“The beginning is the most important part of the work.” -Plato
A New Year, A New Start
Hello data delvers! Happy New Year! I hope you all have been well! It’s been some time since our last delve (sorry!) but I want to kick off 2025 with a new series of delves I’ve been wanting to do for some time, building out an ML application using modern microservices principles.
In this multi-part series we’ll focus on the tools, techniques, and strategies I use to bring ML applications to life in a maintainable, scalable, and extendable way. If that sounds of interest to you, put on your delving gear and join me as we go deep into the depths of the labyrinth!
ML, Redefining Application Development?
To begin this delve I’m going to start by stating that for part one I am not going to be discussing machine learning at all, only core software engineering principles. “What? How can you talk about building ML applications and not ML at all!” I could hear you say. Firstly, I will talk about ML eventually, however the main point I want to raise here is there is nothing special about ML that invalidates good software engineering practices. I think this is such an important point that I will state it again, repeat with me:
There is nothing special about ML that invalidates good software engineering practices.
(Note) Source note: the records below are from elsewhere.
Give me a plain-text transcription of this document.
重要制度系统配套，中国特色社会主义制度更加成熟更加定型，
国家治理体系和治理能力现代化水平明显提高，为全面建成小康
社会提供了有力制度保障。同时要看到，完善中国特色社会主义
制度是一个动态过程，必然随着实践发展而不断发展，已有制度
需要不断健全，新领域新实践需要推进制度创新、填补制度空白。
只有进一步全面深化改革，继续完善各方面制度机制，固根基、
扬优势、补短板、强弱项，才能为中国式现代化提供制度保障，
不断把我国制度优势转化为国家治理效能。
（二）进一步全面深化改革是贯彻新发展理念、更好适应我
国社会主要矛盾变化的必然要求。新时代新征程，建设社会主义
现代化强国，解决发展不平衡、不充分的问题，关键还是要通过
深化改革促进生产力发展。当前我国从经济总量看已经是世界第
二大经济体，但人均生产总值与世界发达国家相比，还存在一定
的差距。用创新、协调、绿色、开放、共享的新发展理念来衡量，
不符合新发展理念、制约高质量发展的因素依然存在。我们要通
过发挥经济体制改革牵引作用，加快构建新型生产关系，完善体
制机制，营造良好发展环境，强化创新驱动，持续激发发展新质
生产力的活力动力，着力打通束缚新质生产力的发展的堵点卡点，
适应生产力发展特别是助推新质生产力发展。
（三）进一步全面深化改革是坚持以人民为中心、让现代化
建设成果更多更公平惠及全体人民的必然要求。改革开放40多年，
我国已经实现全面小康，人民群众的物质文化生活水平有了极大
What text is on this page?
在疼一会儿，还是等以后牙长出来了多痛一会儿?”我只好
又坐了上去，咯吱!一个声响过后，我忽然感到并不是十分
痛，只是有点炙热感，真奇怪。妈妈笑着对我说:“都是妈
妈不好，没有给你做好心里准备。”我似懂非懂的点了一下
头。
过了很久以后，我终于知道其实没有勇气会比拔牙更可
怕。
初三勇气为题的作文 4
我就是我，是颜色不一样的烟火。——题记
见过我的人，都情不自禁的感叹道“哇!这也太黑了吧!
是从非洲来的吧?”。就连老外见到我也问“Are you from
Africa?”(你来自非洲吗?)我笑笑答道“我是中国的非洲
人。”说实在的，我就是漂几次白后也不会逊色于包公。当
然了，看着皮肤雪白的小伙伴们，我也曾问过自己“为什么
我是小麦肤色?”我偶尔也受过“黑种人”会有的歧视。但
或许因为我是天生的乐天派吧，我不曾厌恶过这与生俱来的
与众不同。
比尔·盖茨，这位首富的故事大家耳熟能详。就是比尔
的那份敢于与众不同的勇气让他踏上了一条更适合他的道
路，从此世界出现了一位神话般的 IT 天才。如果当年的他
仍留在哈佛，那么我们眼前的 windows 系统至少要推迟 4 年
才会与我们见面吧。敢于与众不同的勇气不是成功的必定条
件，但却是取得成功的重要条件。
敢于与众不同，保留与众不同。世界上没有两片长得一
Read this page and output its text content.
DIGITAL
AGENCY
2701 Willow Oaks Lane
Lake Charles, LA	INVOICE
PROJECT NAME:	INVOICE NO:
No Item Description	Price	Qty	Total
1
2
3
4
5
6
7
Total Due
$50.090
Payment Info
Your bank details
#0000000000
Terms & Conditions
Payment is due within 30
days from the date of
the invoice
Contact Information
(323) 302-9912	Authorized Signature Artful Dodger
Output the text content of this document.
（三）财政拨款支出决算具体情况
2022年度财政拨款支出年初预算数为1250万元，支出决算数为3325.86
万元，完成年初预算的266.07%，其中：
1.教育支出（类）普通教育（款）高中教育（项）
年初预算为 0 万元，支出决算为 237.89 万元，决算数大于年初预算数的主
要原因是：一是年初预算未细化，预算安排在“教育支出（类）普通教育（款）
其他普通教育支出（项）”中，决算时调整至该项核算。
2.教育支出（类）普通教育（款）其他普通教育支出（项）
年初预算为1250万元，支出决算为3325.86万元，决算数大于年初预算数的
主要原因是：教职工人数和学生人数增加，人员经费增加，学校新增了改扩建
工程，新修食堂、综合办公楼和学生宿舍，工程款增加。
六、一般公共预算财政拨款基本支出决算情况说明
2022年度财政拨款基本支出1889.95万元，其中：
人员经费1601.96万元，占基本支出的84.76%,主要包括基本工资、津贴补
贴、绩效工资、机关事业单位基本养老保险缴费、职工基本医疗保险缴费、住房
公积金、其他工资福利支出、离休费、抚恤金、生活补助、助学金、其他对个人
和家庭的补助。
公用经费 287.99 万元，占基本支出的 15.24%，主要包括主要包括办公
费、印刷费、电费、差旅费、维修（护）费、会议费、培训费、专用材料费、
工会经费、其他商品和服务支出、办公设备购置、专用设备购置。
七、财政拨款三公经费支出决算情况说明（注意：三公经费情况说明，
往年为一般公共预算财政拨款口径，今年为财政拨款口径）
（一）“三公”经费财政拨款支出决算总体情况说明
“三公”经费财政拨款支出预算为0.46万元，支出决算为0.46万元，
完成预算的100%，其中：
This is something I have seen even experienced practitioners get tripped up on. Particularly those that have come from a software engineering background but have never worked with ML before. They join a team, see all the data scientists working in notebooks and see everyone else nodding their heads and working to productionize those notebooks and think “Gee, this doesn’t seem to make sense to me but this is what everyone else is doing so it must be right.” and go along with the herd. I’m here to say that you are right to feel like something is off.
Historically the data science community has not come from a software engineering background, but one of statistics and analytics. As a result, a whole crop of tools and companies have sprung up to make productionizing their work “easy”. Sometimes even advocating for running notebooks in production as “best practice”. If you’ve read my previous delve on the subject you know that this approach is full of pitfalls.
In addition to the above drawbacks, the mentality of “ML is special, it requires a different paradigm to productionize” forces us to ignore all of the wonderful best practices that have developed over the past several decades of software engineering to improve reliability, testability, and extendability (Object Oriented Programming is over 50 years old at this point, I don’t think it’s going anywhere). As such, instead of asking “How do we modify our software development best practices to accommodate ML?” I prefer to ask opposite question: “How can we develop ML capabilities in a way that can benefit from all the best practices of software engineering?”. It is this approach that I intend to begin to explore in this delve.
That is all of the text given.